If you ran a business and certain parties regularly wrote out bad checks to your establishment, you would likely maintain a list of those people and refuse to accept payment in the form of a check. Same is true if you own a restaurant where certain parties have made a habit out of dining and dashing. You might demand that these people pay before being served, or refuse service entirely.

This is precisely why businesses have the right to refuse service in certain circumstances. In most cases, when a business refuses service, they are only hurting themselves. But when there are persons, who through their behavior pose a risk to staff and other customers, the business owner should be able to deny service. What about when a staff member poses risk to customers and other staff? The answer should be simple; get rid of them! But not so fast… people who like to say they are pro-business just attempted to strip away the right of employers to do that.

Last month, Republicans in our state legislature pushed through a bill that would prevent employers from mandating vaccination for COVID.

In certain workplaces, hospitals, nursing homes, and schools especially, requiring staff to get vaccinated holds the promise of herd immunity. If a person opts not to get vaccinated, they could always seek employment elsewhere. This is, after all, an at-will employment state. This means that unless a contract between the employer and employee states otherwise, either party can terminate employment for any reason. Given this, termination of an employee who refuses to be vaccinated during a pandemic should be entirely within the rights of an employer.

It appears that employers mandating vaccination is likely to run into legal implications in much of the U.S. Incentivizing employees to get vaccinated may be a more practical means of achieving the same ends.

Those who oppose vaccination argue that requiring it is an infringement on their freedom. Many of these same people have used the same argument to oppose social distancing and wearing facial coverings in public. What doesn’t get expressed is how people who fail to take such precautions are infringing upon the freedom of those who are behaving responsibly.

I have a weakened immune system due to medication I take for my multiple sclerosis. Due to the decision by local law enforcement to refuse to enforce the mask mandate, my freedom to occupy many public spaces in my community was stripped away in the name of protecting the “freedom” of selfish, irresponsible people who are out of touch with reality.

Fortunately, some businesses and organizations took it upon themselves to enforce a mask mandate and law enforcement agreed to intervene if someone was causing a problem by refusing to follow the policy put forth by the business or organization. Even when the Wisconsin Supreme Court decided to overturn the state mask mandate earlier this month, local governments and businesses are welcome to implement their own mandates.

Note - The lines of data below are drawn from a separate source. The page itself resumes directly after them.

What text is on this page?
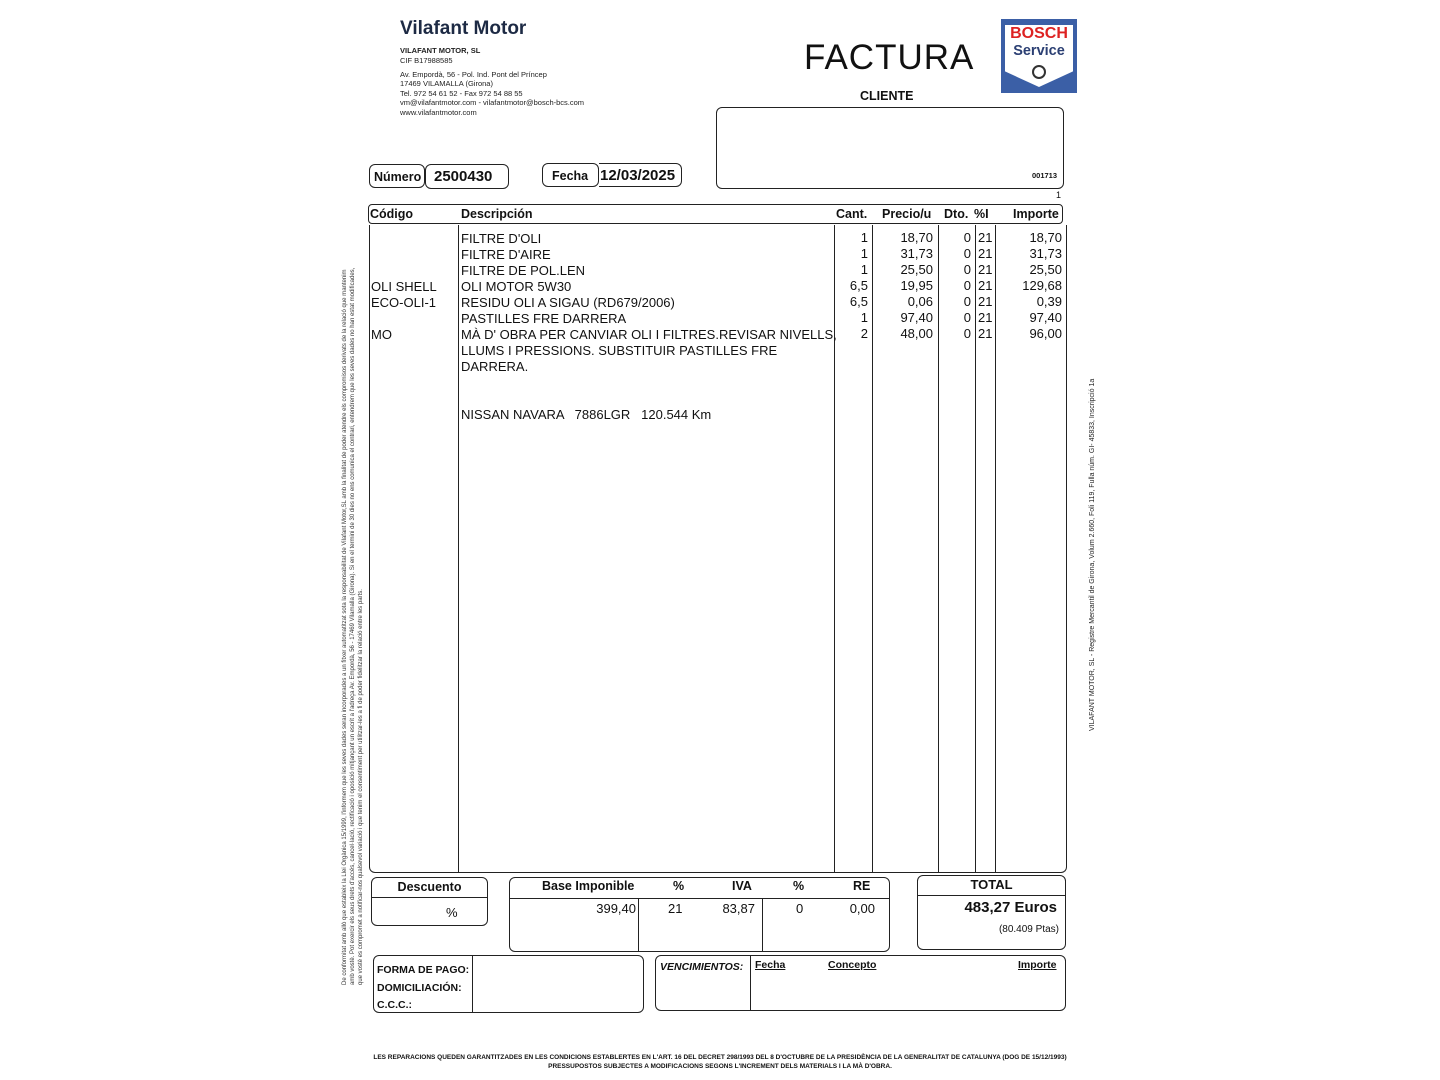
Vilafant Motor
VILAFANT MOTOR, SL
CIF B17988585
Av. Empordà, 56 - Pol. Ind. Pont del Príncep
17469 VILAMALLA (Girona)
Tel. 972 54 61 52 - Fax 972 54 88 55
vm@vilafantmotor.com - vilafantmotor@bosch-bcs.com
www.vilafantmotor.com
FACTURA
CLIENTE
BOSCH
Service
001713
1
Número 2500430	Fecha 12/03/2025
Código	Descripción	Cant. Precio/u Dto. %I Importe
FILTRE D'OLI	1	18,70	0 21	18,70
FILTRE D'AIRE	1	31,73	0 21	31,73
FILTRE DE POL.LEN	1	25,50	0 21	25,50
OLI SHELL OLI MOTOR 5W30	6,5	19,95	0 21	129,68
ECO-OLI-1 RESIDU OLI A SIGAU (RD679/2006)	6,5	0,06	0 21	0,39
PASTILLES FRE DARRERA	1	97,40	0 21	97,40
MO	MÀ D' OBRA PER CANVIAR OLI I FILTRES.REVISAR NIVELLS,	2	48,00	0 21	96,00
LLUMS I PRESSIONS. SUBSTITUIR PASTILLES FRE
DARRERA.
NISSAN NAVARA   7886LGR   120.544 Km
Descuento
%
Base Imponible	%	IVA	%	RE
399,40 21	83,87	0	0,00
TOTAL
483,27 Euros
(80.409 Ptas)
FORMA DE PAGO:
DOMICILIACIÓN:
C.C.C.:
VENCIMIENTOS: Fecha	Concepto	Importe
LES REPARACIONS QUEDEN GARANTITZADES EN LES CONDICIONS ESTABLERTES EN L'ART. 16 DEL DECRET 298/1993 DEL 8 D'OCTUBRE DE LA PRESIDÈNCIA DE LA GENERALITAT DE CATALUNYA (DOG DE 15/12/1993)
PRESSUPOSTOS SUBJECTES A MODIFICACIONS SEGONS L'INCREMENT DELS MATERIALS I LA MÀ D'OBRA.
De conformitat amb allò que estableix la Llei Orgànica 15/1999, l'informem que les seves dades seran incorporades a un fitxer automatitzat sota la responsabilitat de Vilafant Motor,SL amb la finalitat de poder atendre els compromisos derivats de la relació que mantenim amb vostè. Pot exercir els seus drets d'accés, cancel·lació, rectificació i oposició mitjançant un escrit a l'adreça Av. Empordà, 56 - 17469 Vilamalla (Girona). Si en el termini de 30 dies no ens comunica el contrari, entendrem que les seves dades no han estat modificades, que vostè es compromet a notificar-nos qualsevol variació i que tenim el consentiment per utilitzar-les a fi de poder fidelitzar la relació entre les parts.
VILAFANT MOTOR, SL - Registre Mercantil de Girona, Volum 2.660, Foli 119, Fulla núm. GI- 45833, Inscripció 1a
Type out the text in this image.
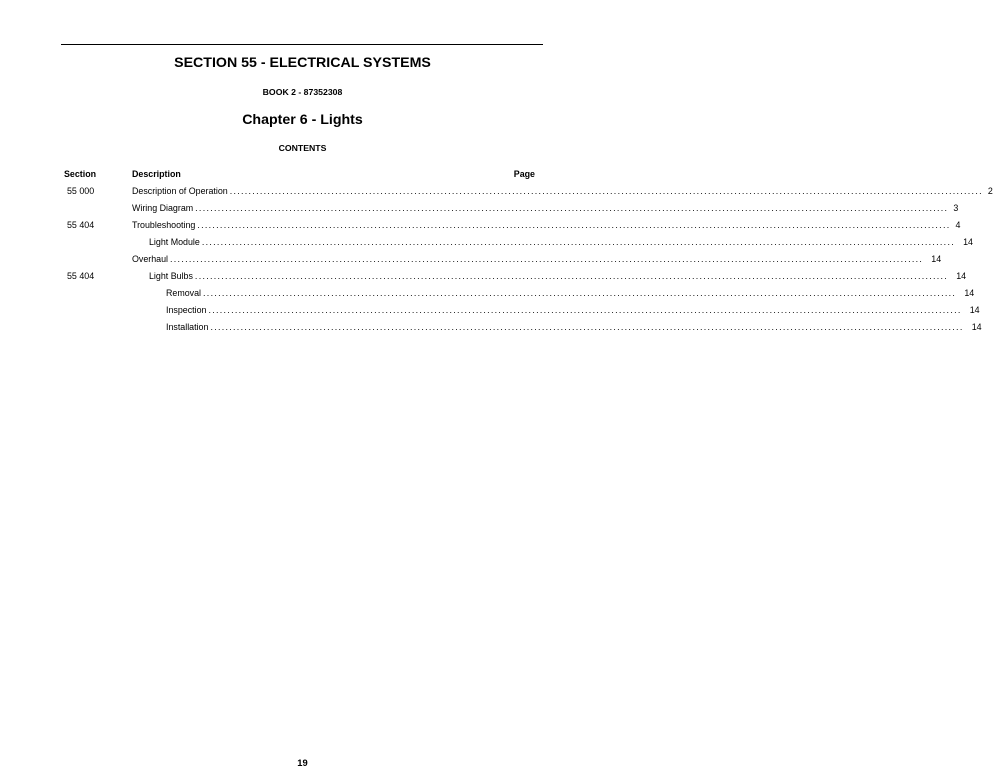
SECTION 55 - ELECTRICAL SYSTEMS
BOOK 2 - 87352308
Chapter 6 - Lights
CONTENTS
Section	Description	Page
55 000	Description of Operation ........................................................................................................................................................................................................ 2
Wiring Diagram ........................................................................................................................................................................................................ 3
55 404	Troubleshooting ........................................................................................................................................................................................................ 4
Light Module ........................................................................................................................................................................................................ 14
Overhaul ........................................................................................................................................................................................................ 14
55 404	Light Bulbs ........................................................................................................................................................................................................ 14
Removal ........................................................................................................................................................................................................ 14
Inspection ........................................................................................................................................................................................................ 14
Installation ........................................................................................................................................................................................................ 14
19
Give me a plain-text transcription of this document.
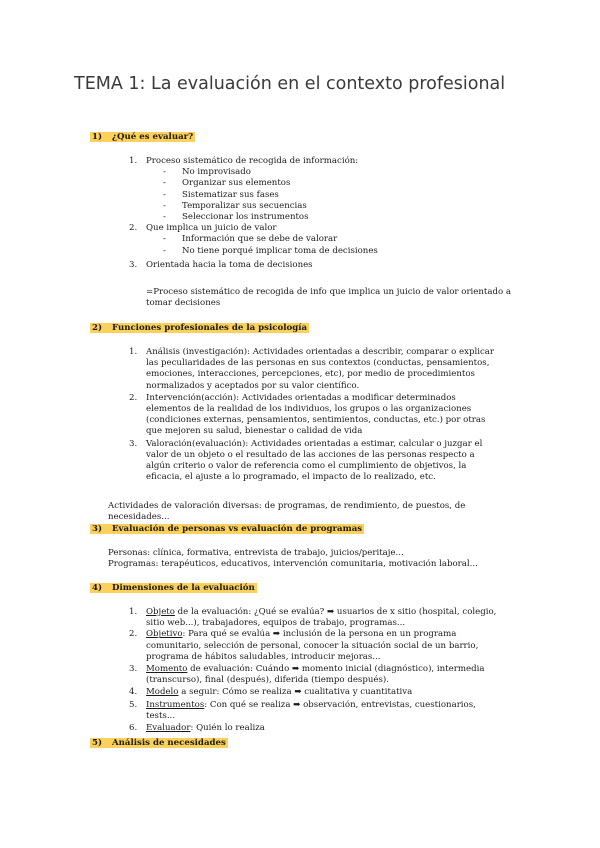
TEMA 1: La evaluación en el contexto profesional
1) ¿Qué es evaluar?
1. Proceso sistemático de recogida de información:
- No improvisado
- Organizar sus elementos
- Sistematizar sus fases
- Temporalizar sus secuencias
- Seleccionar los instrumentos
2. Que implica un juicio de valor
- Información que se debe de valorar
- No tiene porqué implicar toma de decisiones
3. Orientada hacia la toma de decisiones
=Proceso sistemático de recogida de info que implica un juicio de valor orientado a tomar decisiones
2) Funciones profesionales de la psicología
1. Análisis (investigación): Actividades orientadas a describir, comparar o explicar las peculiaridades de las personas en sus contextos (conductas, pensamientos, emociones, interacciones, percepciones, etc), por medio de procedimientos normalizados y aceptados por su valor científico.
2. Intervención(acción): Actividades orientadas a modificar determinados elementos de la realidad de los individuos, los grupos o las organizaciones (condiciones externas, pensamientos, sentimientos, conductas, etc.) por otras que mejoren su salud, bienestar o calidad de vida
3. Valoración(evaluación): Actividades orientadas a estimar, calcular o juzgar el valor de un objeto o el resultado de las acciones de las personas respecto a algún criterio o valor de referencia como el cumplimiento de objetivos, la eficacia, el ajuste a lo programado, el impacto de lo realizado, etc.
Actividades de valoración diversas: de programas, de rendimiento, de puestos, de necesidades...
3) Evaluación de personas vs evaluación de programas
Personas: clínica, formativa, entrevista de trabajo, juicios/peritaje...
Programas: terapéuticos, educativos, intervención comunitaria, motivación laboral...
4) Dimensiones de la evaluación
1. Objeto de la evaluación: ¿Qué se evalúa? ➡ usuarios de x sitio (hospital, colegio, sitio web...), trabajadores, equipos de trabajo, programas...
2. Objetivo: Para qué se evalúa ➡ inclusión de la persona en un programa comunitario, selección de personal, conocer la situación social de un barrio, programa de hábitos saludables, introducir mejoras...
3. Momento de evaluación: Cuándo ➡ momento inicial (diagnóstico), intermedia (transcurso), final (después), diferida (tiempo después).
4. Modelo a seguir: Cómo se realiza ➡ cualitativa y cuantitativa
5. Instrumentos: Con qué se realiza ➡ observación, entrevistas, cuestionarios, tests...
6. Evaluador: Quién lo realiza
5) Análisis de necesidades
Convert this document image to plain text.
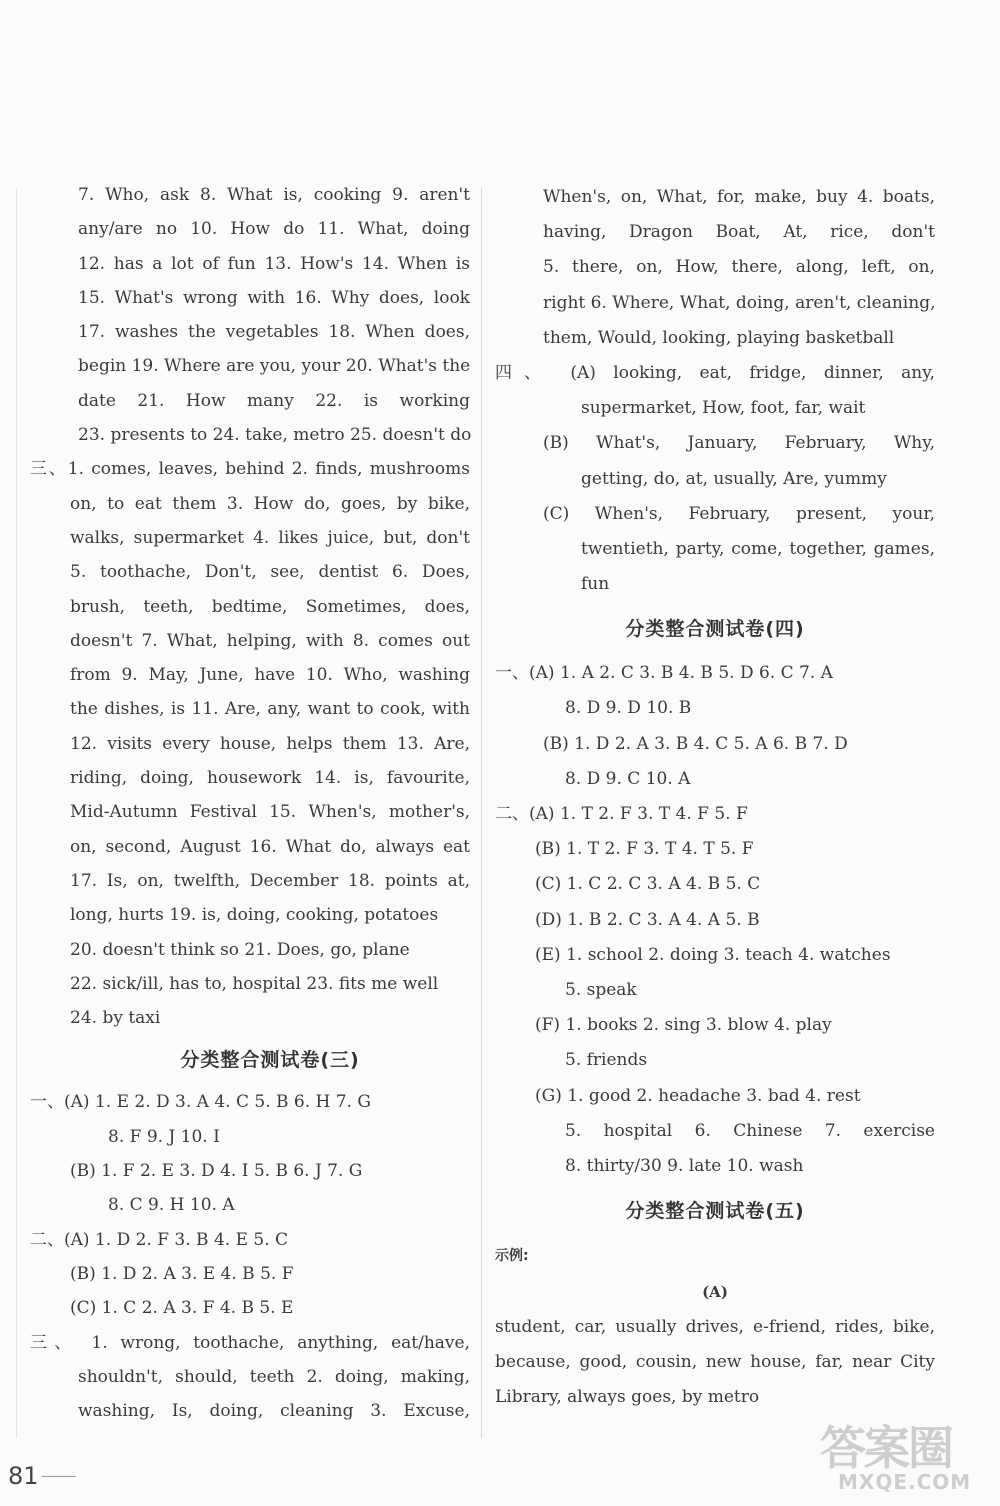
7. Who, ask 8. What is, cooking 9. aren't
any/are no 10. How do 11. What, doing
12. has a lot of fun 13. How's 14. When is
15. What's wrong with 16. Why does, look
17. washes the vegetables 18. When does,
begin 19. Where are you, your 20. What's the
date 21. How many 22. is working
23. presents to 24. take, metro 25. doesn't do
三、1. comes, leaves, behind 2. finds, mushrooms
on, to eat them 3. How do, goes, by bike,
walks, supermarket 4. likes juice, but, don't
5. toothache, Don't, see, dentist 6. Does,
brush, teeth, bedtime, Sometimes, does,
doesn't 7. What, helping, with 8. comes out
from 9. May, June, have 10. Who, washing
the dishes, is 11. Are, any, want to cook, with
12. visits every house, helps them 13. Are,
riding, doing, housework 14. is, favourite,
Mid-Autumn Festival 15. When's, mother's,
on, second, August 16. What do, always eat
17. Is, on, twelfth, December 18. points at,
long, hurts 19. is, doing, cooking, potatoes
20. doesn't think so 21. Does, go, plane
22. sick/ill, has to, hospital 23. fits me well
24. by taxi
分类整合测试卷(三)
一、(A) 1. E 2. D 3. A 4. C 5. B 6. H 7. G
8. F 9. J 10. I
(B) 1. F 2. E 3. D 4. I 5. B 6. J 7. G
8. C 9. H 10. A
二、(A) 1. D 2. F 3. B 4. E 5. C
(B) 1. D 2. A 3. E 4. B 5. F
(C) 1. C 2. A 3. F 4. B 5. E
三、 1. wrong, toothache, anything, eat/have,
shouldn't, should, teeth 2. doing, making,
washing, Is, doing, cleaning 3. Excuse,
When's, on, What, for, make, buy 4. boats,
having, Dragon Boat, At, rice, don't
5. there, on, How, there, along, left, on,
right 6. Where, What, doing, aren't, cleaning,
them, Would, looking, playing basketball
四、 (A) looking, eat, fridge, dinner, any,
supermarket, How, foot, far, wait
(B) What's, January, February, Why,
getting, do, at, usually, Are, yummy
(C) When's, February, present, your,
twentieth, party, come, together, games,
fun
分类整合测试卷(四)
一、(A) 1. A 2. C 3. B 4. B 5. D 6. C 7. A
8. D 9. D 10. B
(B) 1. D 2. A 3. B 4. C 5. A 6. B 7. D
8. D 9. C 10. A
二、(A) 1. T 2. F 3. T 4. F 5. F
(B) 1. T 2. F 3. T 4. T 5. F
(C) 1. C 2. C 3. A 4. B 5. C
(D) 1. B 2. C 3. A 4. A 5. B
(E) 1. school 2. doing 3. teach 4. watches
5. speak
(F) 1. books 2. sing 3. blow 4. play
5. friends
(G) 1. good 2. headache 3. bad 4. rest
5. hospital 6. Chinese 7. exercise
8. thirty/30 9. late 10. wash
分类整合测试卷(五)
示例:
(A)
student, car, usually drives, e-friend, rides, bike,
because, good, cousin, new house, far, near City
Library, always goes, by metro
81
答案圈
MXQE.COM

In any thoughtful discussion of freedom, the unalienable rights of “life, liberty, and the pursuit of happiness” that appear in the Declaration of Independence should be addressed. I fail to see where the actions of people behaving irresponsibly have not infringed on my right to life, liberty, and the pursuit of happiness. People like me should be the ones to decry an attack on our freedom. Why did we remain silent on this? It is time to speak up.

Every employer should have the right to protect themselves, staff, and customers however they see fit. If any of us wind up in a hospital or nursing home, we should be able to feel safe.

COVID-19 remains a real threat, and more contagious and deadly variants have already arrived in Central Wisconsin. Isn’t it about time that we stop pretending that a pandemic isn’t an extraordinary circumstance and start requiring certain actions? It isn’t as though vaccines were never required here. In much of the U.S., certain vaccinations are required for children to attend school.

Eradication of any virus is dependent upon every potential carrier being vaccinated. To allow conspiracy theories and cowardice to stand in the way of eradication is foolishness. For now, I maintain the right to discriminate against fools.